Now, as we see from this picture the decline in Weekly Range is associated with rising markets. I believe we will keep dropping till 3% or so and then we will rebound moving beyond 12,000. I predict 12,000 by the end of 2005, but that's just a pure speculation.
OTOH, I believe, based on more reliable indicators, that next week will bring a swift move past 10,000. In other words, I am expecting a strong Christmas rally that will take us to 10,200 or so by January 1st, 2004. 10,000 is going to be a major support soon.
Quote from Lawrence Chan:
The SPX picture is about the same as the Dow one.
As NDX and SPX do not have the same long term history. They cannot properly illustration the point that the US mkt moves in range expansion cycle and contraction cycle.
Notice in the original chart, going all the way back in history, all range expansions lead to major mkt corrections. The level of % range that starts such corrections are all at about the same level. The latest 2000 top is no difference.
We were at such high % range level back in Jun this year and the current % range decline is very odd because it is not associated with similar level of decline in price comparing to the other historical periods.

Quote from marketsurfer:
lawrence,
not to diminish you points as they are valid, do you not believe that the "ever changing" dow components and weightings would make historical range expansions a mute point ?

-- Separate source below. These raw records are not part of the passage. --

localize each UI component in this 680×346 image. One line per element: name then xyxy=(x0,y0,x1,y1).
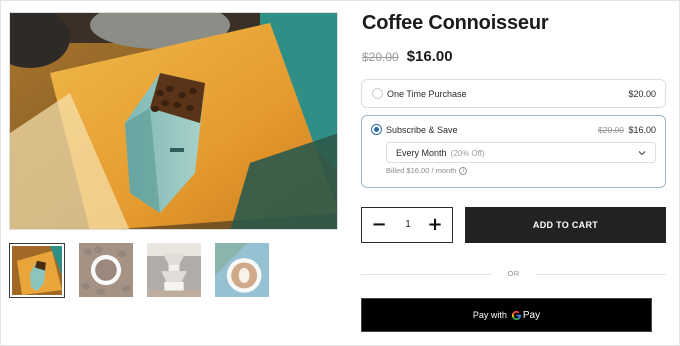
coffee-beans-cup-thumb[interactable] xyxy=(79,243,133,297)
quantity-decrease-button[interactable]: − xyxy=(366,208,392,242)
product-main-image[interactable] xyxy=(9,12,338,230)
frequency-select[interactable]: Every Month (20% Off) xyxy=(386,142,656,163)
billing-note: Billed $16.00 / month i xyxy=(386,166,468,175)
subscribe-option[interactable]: Subscribe & Save $20.00 $16.00 Every Mon… xyxy=(361,115,666,188)
subscribe-price: $16.00 xyxy=(628,125,656,135)
quantity-value[interactable]: 1 xyxy=(398,219,418,230)
billing-text: Billed $16.00 / month xyxy=(386,166,457,175)
frequency-discount-note: (20% Off) xyxy=(450,149,485,158)
add-to-cart-button[interactable]: ADD TO CART xyxy=(465,207,666,243)
google-pay-button[interactable]: Pay with Pay xyxy=(361,298,652,332)
quantity-increase-button[interactable]: + xyxy=(422,208,448,242)
current-price: $16.00 xyxy=(406,48,453,65)
divider-line-right xyxy=(536,274,666,275)
chevron-down-icon xyxy=(638,151,646,156)
subscribe-label: Subscribe & Save xyxy=(386,125,458,135)
one-time-price: $20.00 xyxy=(628,89,656,99)
one-time-label: One Time Purchase xyxy=(387,89,467,99)
price-row: $20.00 $16.00 xyxy=(362,48,453,65)
info-icon[interactable]: i xyxy=(459,166,468,175)
product-title: Coffee Connoisseur xyxy=(362,12,549,34)
frequency-label: Every Month xyxy=(396,148,447,158)
thumbnail-strip xyxy=(9,243,269,298)
gpay-brand: Pay xyxy=(522,309,541,321)
quantity-stepper: − 1 + xyxy=(361,207,453,243)
google-pay-logo: Pay xyxy=(511,310,540,321)
one-time-radio[interactable] xyxy=(372,88,383,99)
subscribe-radio[interactable] xyxy=(371,124,382,135)
coffee-drip-stack-thumb[interactable] xyxy=(147,243,201,297)
gpay-prefix: Pay with xyxy=(472,310,507,320)
or-divider: OR xyxy=(361,269,666,279)
one-time-purchase-option[interactable]: One Time Purchase $20.00 xyxy=(361,79,666,108)
coffee-bag-thumb[interactable] xyxy=(9,243,65,298)
latte-art-thumb[interactable] xyxy=(215,243,269,297)
frequency-value: Every Month (20% Off) xyxy=(396,148,485,158)
compare-at-price: $20.00 xyxy=(362,50,399,64)
subscribe-old-price: $20.00 xyxy=(598,125,624,135)
google-g-icon xyxy=(511,310,521,320)
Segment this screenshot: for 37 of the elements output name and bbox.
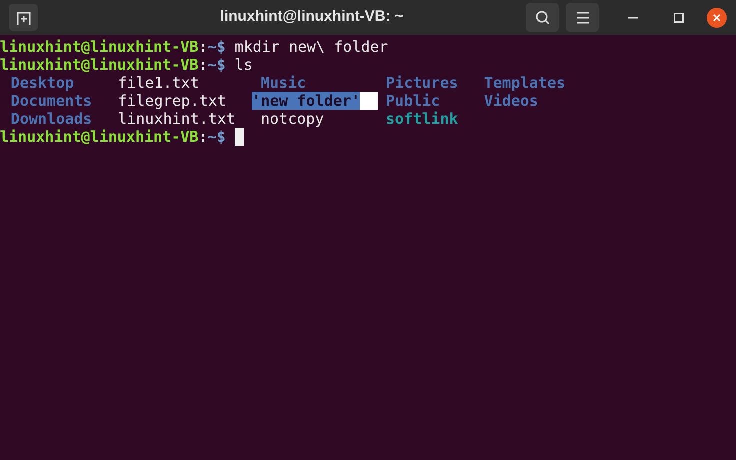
prompt-path: ~$ (208, 38, 226, 56)
close-button[interactable] (707, 8, 727, 28)
link-entry: softlink (386, 110, 458, 128)
folder-entry: Templates (484, 74, 566, 92)
folder-entry: Music (260, 74, 306, 92)
prompt-separator: : (198, 38, 208, 56)
file-entry: file1.txt (118, 74, 200, 92)
menu-icon (576, 12, 590, 24)
prompt-separator: : (198, 56, 208, 74)
file-entry: notcopy (260, 110, 324, 128)
folder-entry: Documents (10, 92, 92, 110)
search-button[interactable] (526, 3, 559, 32)
prompt-path: ~$ (208, 56, 226, 74)
search-icon (534, 10, 550, 26)
folder-entry: Videos (484, 92, 538, 110)
new-tab-icon (16, 10, 32, 26)
prompt-user-host: linuxhint@linuxhint-VB (0, 128, 199, 146)
selection-block (360, 92, 378, 110)
folder-entry: 'new folder' (252, 92, 360, 110)
folder-entry: Downloads (10, 110, 92, 128)
folder-entry: Public (386, 92, 440, 110)
window-title: linuxhint@linuxhint-VB: ~ (220, 7, 404, 28)
file-entry: linuxhint.txt (118, 110, 236, 128)
menu-button[interactable] (566, 3, 599, 32)
file-entry: filegrep.txt (118, 92, 226, 110)
folder-entry: Pictures (386, 74, 458, 92)
prompt-user-host: linuxhint@linuxhint-VB (0, 38, 199, 56)
folder-entry: Desktop (10, 74, 74, 92)
prompt-separator: : (198, 128, 208, 146)
command-text: mkdir new\ folder (234, 38, 388, 56)
command-text: ls (234, 56, 253, 74)
prompt-user-host: linuxhint@linuxhint-VB (0, 56, 199, 74)
minimize-icon (628, 16, 638, 18)
prompt-path: ~$ (208, 128, 226, 146)
new-tab-button[interactable] (9, 4, 38, 31)
maximize-icon (674, 12, 684, 22)
close-icon (713, 14, 721, 22)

furthermore, it appears to me, that the sp500 would more accurately reflect future price simply due to more data points across a wider spectrum ?
best,
surfer![]()


Quote from Cheese:
A slide of 40 points on the Dow and then the climb of 80 points this Friday (Dec 12) would meet either forecast of up or down earlier on this thread.
Slapshot, you said that "we are in/near the top 100 or so points for this rally". Do you still feel so given this Fridays close?